The trip from fresh milk to cheese starts when the milk curdles. This can be the result of natural souring, by the addition of natural or synthetic rennet enzyme, by the addition of lemon juice, citric or some other acid, or by some combination of these three. In fresh milk, the largest amount of the protein acts as an emulsifier, with one end of the protein chain being attracted to water and the other to fat. The acids or enzymes cause the protein in the milk to change so that it's no longer attracted to water; the water and water soluble elements (sugars, some protein and minerals) separate out,
and the fat and casein clump together, forming the curds. This drying, the separation of solids from water, is an important step towards a product with a longer shelf life than fresh milk.
There are more steps involved in making a finished cheese, something like jack or cheddar that's ageable for up to years and gives something we can slice or grate, but for the moment we're interested in the result of this first step, the curds. Aged hard cheese - cheddar, for example - differs from the 'mild' variety in texture and flavor, the aged having a more complex and usually sharper flavor, and being more crumbly or creamy and less plastic in texture. Curd cheese, aged zero days, is at the extreme of 'mild': unless the curds are the result of natural souring, they will have a fresh 'dairy' smell and sweet very mild taste. They are so plastic or rubbery in texture that one of the signs of really fresh curd is that it squeaks when bitten, rather like some kinds of pencil eraser.

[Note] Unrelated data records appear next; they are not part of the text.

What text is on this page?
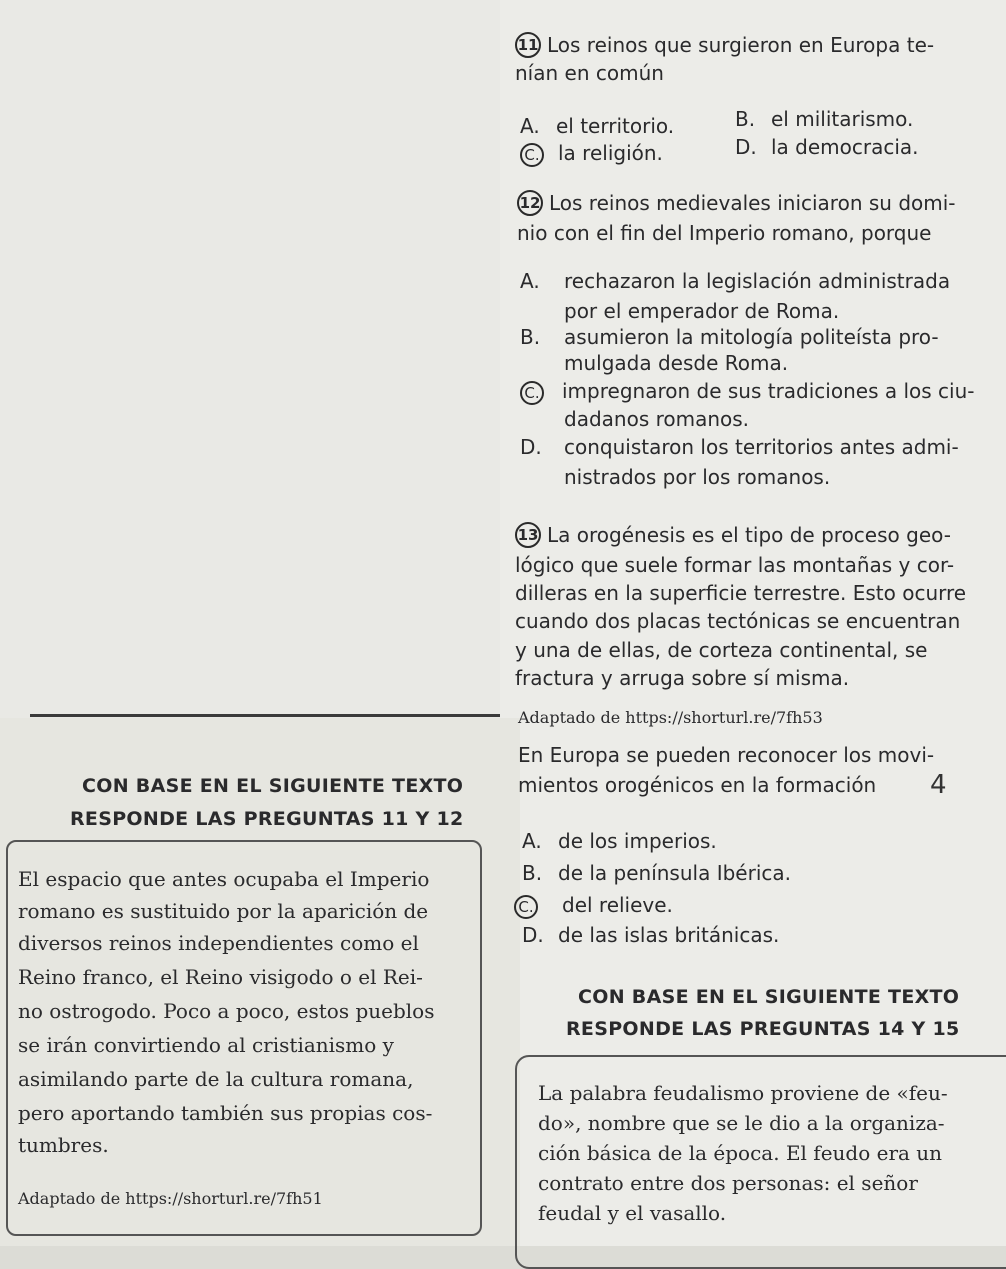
11 Los reinos que surgieron en Europa te-
nían en común
A. el territorio.	B. el militarismo.
C. la religión.	D. la democracia.
12 Los reinos medievales iniciaron su domi-
nio con el fin del Imperio romano, porque
A. rechazaron la legislación administrada
por el emperador de Roma.
B. asumieron la mitología politeísta pro-
mulgada desde Roma.
C. impregnaron de sus tradiciones a los ciu-
dadanos romanos.
D. conquistaron los territorios antes admi-
nistrados por los romanos.
13 La orogénesis es el tipo de proceso geo-
lógico que suele formar las montañas y cor-
dilleras en la superficie terrestre. Esto ocurre
cuando dos placas tectónicas se encuentran
y una de ellas, de corteza continental, se
fractura y arruga sobre sí misma.
Adaptado de https://shorturl.re/7fh53
En Europa se pueden reconocer los movi-
mientos orogénicos en la formación 4
A. de los imperios.
B. de la península Ibérica.
C. del relieve.
D. de las islas británicas.
CON BASE EN EL SIGUIENTE TEXTO
RESPONDE LAS PREGUNTAS 11 Y 12
El espacio que antes ocupaba el Imperio
romano es sustituido por la aparición de
diversos reinos independientes como el
Reino franco, el Reino visigodo o el Rei-
no ostrogodo. Poco a poco, estos pueblos
se irán convirtiendo al cristianismo y
asimilando parte de la cultura romana,
pero aportando también sus propias cos-
tumbres.
Adaptado de https://shorturl.re/7fh51
CON BASE EN EL SIGUIENTE TEXTO
RESPONDE LAS PREGUNTAS 14 Y 15
La palabra feudalismo proviene de «feu-
do», nombre que se le dio a la organiza-
ción básica de la época. El feudo era un
contrato entre dos personas: el señor
feudal y el vasallo.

These properties are culinarily useful. The very mild flavor combines well with other mild ingredients, and also serves as a foil for various kinds of added flavor, lemon, for instance, or a bit of garlic, both of which we're familiar with accompaning dairy, work very nicely with fresh curd. The texture is entertaining when curds are served as a snack on their own or with herbs and other stuff to dip them in. When heated, the texture changes, but rather than melting and running away, as a mature cheddar will, the curds get soft but not particularly runny, more like a fresh mozarella. This makes it possible to present fairly discrete areas of cheesiness in a hot dish. There's the Quebecois poutine which probably looks like overkill to a diet-conscious Santa Barbaran, but wouldn't if you'd spent the day tapping maples in snow up to your knees.
A lighter version might substitute pasta for the french fries and a pesto for the gravy. Even heavier is the notion of deepfried curd. Other uses of fresh curd might be mixed or topping cooked vegetables - anything from beets to broccoli, including steamed or baked potatoes. But a good place to start is trying a curd or two on it's own at the Farmers' Market.